Fast forward more than 30 years, and Wilson now has an active research group and teaches physics at Colorado State University. And starting Jan. 1, he will step into the role of spokesperson for the largest planned high-energy physics experiment in the United States.
Wilson was elected to the position of co-spokesperson for the Long-Baseline Neutrino Experiment in November. He will replace outgoing spokesperson Bob Svoboda of UC Davis and will join Brookhaven National Laboratory’s Milind Diwan in leading the LBNE collaboration.
“It’s an exciting time,” he said. “Although I don’t start officially until the beginning of the year, my calendar is already a lot fuller. My responsibilities include ensuring that as the project technology develops, it does so in way that keeps the science goals of the collaboration front and center.”
In many ways, Wilson’s involvement with LBNE is just the next step in a decades-long journey of fascination with the fundamental nature of the universe. Ultimately, he decided to attend graduate school in the United States, at Purdue University. He has worked on numerous projects at the Stanford Linear Accelerator Center and currently works on the T2K long-baseline neutrino experiment in Japan.
Why do neutrinos fascinate him? Well, they didn’t always, he said. When he was an undergraduate, neutrino physics was “the boring part of the textbook to me.” But the past 20 years, he said, has seen that notion turned upside down. Neutrinos may now even hold the key to explaining why the universe is primarily made of matter, instead of equal parts matter and antimatter.

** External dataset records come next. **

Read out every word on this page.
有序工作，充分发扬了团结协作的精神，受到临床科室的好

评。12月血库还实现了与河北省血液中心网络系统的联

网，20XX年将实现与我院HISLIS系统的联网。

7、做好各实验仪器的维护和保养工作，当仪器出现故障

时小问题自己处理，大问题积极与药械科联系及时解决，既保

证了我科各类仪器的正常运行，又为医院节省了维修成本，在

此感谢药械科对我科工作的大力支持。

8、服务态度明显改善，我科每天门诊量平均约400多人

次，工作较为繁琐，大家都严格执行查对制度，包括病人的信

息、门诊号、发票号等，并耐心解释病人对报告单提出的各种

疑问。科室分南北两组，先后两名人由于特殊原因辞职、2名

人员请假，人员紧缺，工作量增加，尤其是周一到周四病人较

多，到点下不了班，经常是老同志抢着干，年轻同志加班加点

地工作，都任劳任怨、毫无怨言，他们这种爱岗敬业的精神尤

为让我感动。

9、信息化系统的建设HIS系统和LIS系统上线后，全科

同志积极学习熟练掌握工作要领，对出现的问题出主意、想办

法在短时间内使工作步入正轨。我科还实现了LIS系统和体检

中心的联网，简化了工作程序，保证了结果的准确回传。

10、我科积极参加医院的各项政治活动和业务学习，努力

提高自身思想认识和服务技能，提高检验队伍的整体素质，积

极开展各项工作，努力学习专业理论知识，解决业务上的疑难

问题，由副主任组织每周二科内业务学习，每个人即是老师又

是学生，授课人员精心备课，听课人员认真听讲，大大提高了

With LBNE, Wilson hopes scientists will see even more mysteries opened up.
“Neutrinos have proven to be chock-full of surprises, and I’m hoping they’ve got a few more up their sleeve,” he said. “The only way to find out is with a large-scale experiment like LBNE.”
On Monday, the U.S. Department of Energy granted CD-1 approval to LBNE’s first phase, which will see a beamline built at Fermilab and a far detector constructed near Sanford Lab in Lead, S.D. This approval, Wilson said, will help the collaboration recruit more international partners to advance the project’s long-term science goals.

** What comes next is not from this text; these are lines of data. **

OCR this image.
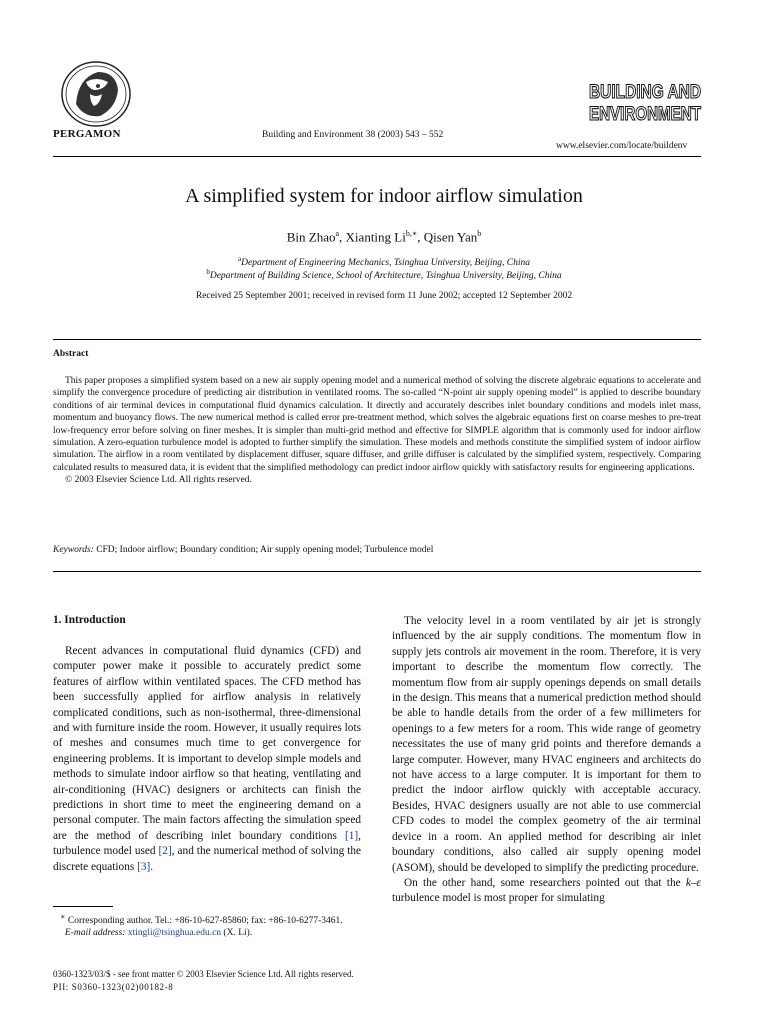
PERGAMON	Building and Environment 38 (2003) 543 – 552
BUILDING AND
ENVIRONMENT
www.elsevier.com/locate/buildenv
A simplified system for indoor airflow simulation
Bin Zhao$^a$, Xianting $Li^{b,∗}$, Qisen Yan$^b$
$^a$Department of Engineering Mechanics, Tsinghua University, Beijing, China
$^b$Department of Building Science, School of Architecture, Tsinghua University, Beijing, China
Received 25 September 2001; received in revised form 11 June 2002; accepted 12 September 2002
Abstract

This paper proposes a simplified system based on a new air supply opening model and a numerical method of solving the discrete algebraic equations to accelerate and simplify the convergence procedure of predicting air distribution in ventilated rooms. The so-called “N-point air supply opening model” is applied to describe boundary conditions of air terminal devices in computational fluid dynamics calculation. It directly and accurately describes inlet boundary conditions and models inlet mass, momentum and buoyancy flows. The new numerical method is called error pre-treatment method, which solves the algebraic equations first on coarse meshes to pre-treat low-frequency error before solving on finer meshes. It is simpler than multi-grid method and effective for SIMPLE algorithm that is commonly used for indoor airflow simulation. A zero-equation turbulence model is adopted to further simplify the simulation. These models and methods constitute the simplified system of indoor airflow simulation. The airflow in a room ventilated by displacement diffuser, square diffuser, and grille diffuser is calculated by the simplified system, respectively. Comparing calculated results to measured data, it is evident that the simplified methodology can predict indoor airflow quickly with satisfactory results for engineering applications.

© 2003 Elsevier Science Ltd. All rights reserved.

Keywords: CFD; Indoor airflow; Boundary condition; Air supply opening model; Turbulence model
1. Introduction

Recent advances in computational fluid dynamics (CFD) and computer power make it possible to accurately predict some features of airflow within ventilated spaces. The CFD method has been successfully applied for airflow analysis in relatively complicated conditions, such as non-isothermal, three-dimensional and with furniture inside the room. However, it usually requires lots of meshes and consumes much time to get convergence for engineering problems. It is important to develop simple models and methods to simulate indoor airflow so that heating, ventilating and air-conditioning (HVAC) designers or architects can finish the predictions in short time to meet the engineering demand on a personal computer. The main factors affecting the simulation speed are the method of describing inlet boundary conditions [1], turbulence model used [2], and the numerical method of solving the discrete equations [3].

The velocity level in a room ventilated by air jet is strongly influenced by the air supply conditions. The momentum flow in supply jets controls air movement in the room. Therefore, it is very important to describe the momentum flow correctly. The momentum flow from air supply openings depends on small details in the design. This means that a numerical prediction method should be able to handle details from the order of a few millimeters for openings to a few meters for a room. This wide range of geometry necessitates the use of many grid points and therefore demands a large computer. However, many HVAC engineers and architects do not have access to a large computer. It is important for them to predict the indoor airflow quickly with acceptable accuracy. Besides, HVAC designers usually are not able to use commercial CFD codes to model the complex geometry of the air terminal device in a room. An applied method for describing air inlet boundary conditions, also called air supply opening model (ASOM), should be developed to simplify the predicting procedure.

On the other hand, some researchers pointed out that the k–ε turbulence model is most proper for simulating

∗ Corresponding author. Tel.: +86-10-627-85860; fax: +86-10-6277-3461.

E-mail address: xtingli@tsinghua.edu.cn (X. Li).

0360-1323/03/$ - see front matter © 2003 Elsevier Science Ltd. All rights reserved.
PII: S0360-1323(02)00182-8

With Wilson’s election, Svoboda’s time as spokesperson is nearing an end. Svoboda and Diwan were elected in 2010 as LBNE’s first co-spokespersons, and Svoboda has worked on neutrino experiments like LBNE for more than 25 years. The collaboration, Diwan said, is grateful for his efforts.
“It has been a rewarding experience for me to work with Bob Svoboda, who has been tireless in promoting the scientific program for LBNE and in organizing the collaboration,” Diwan said.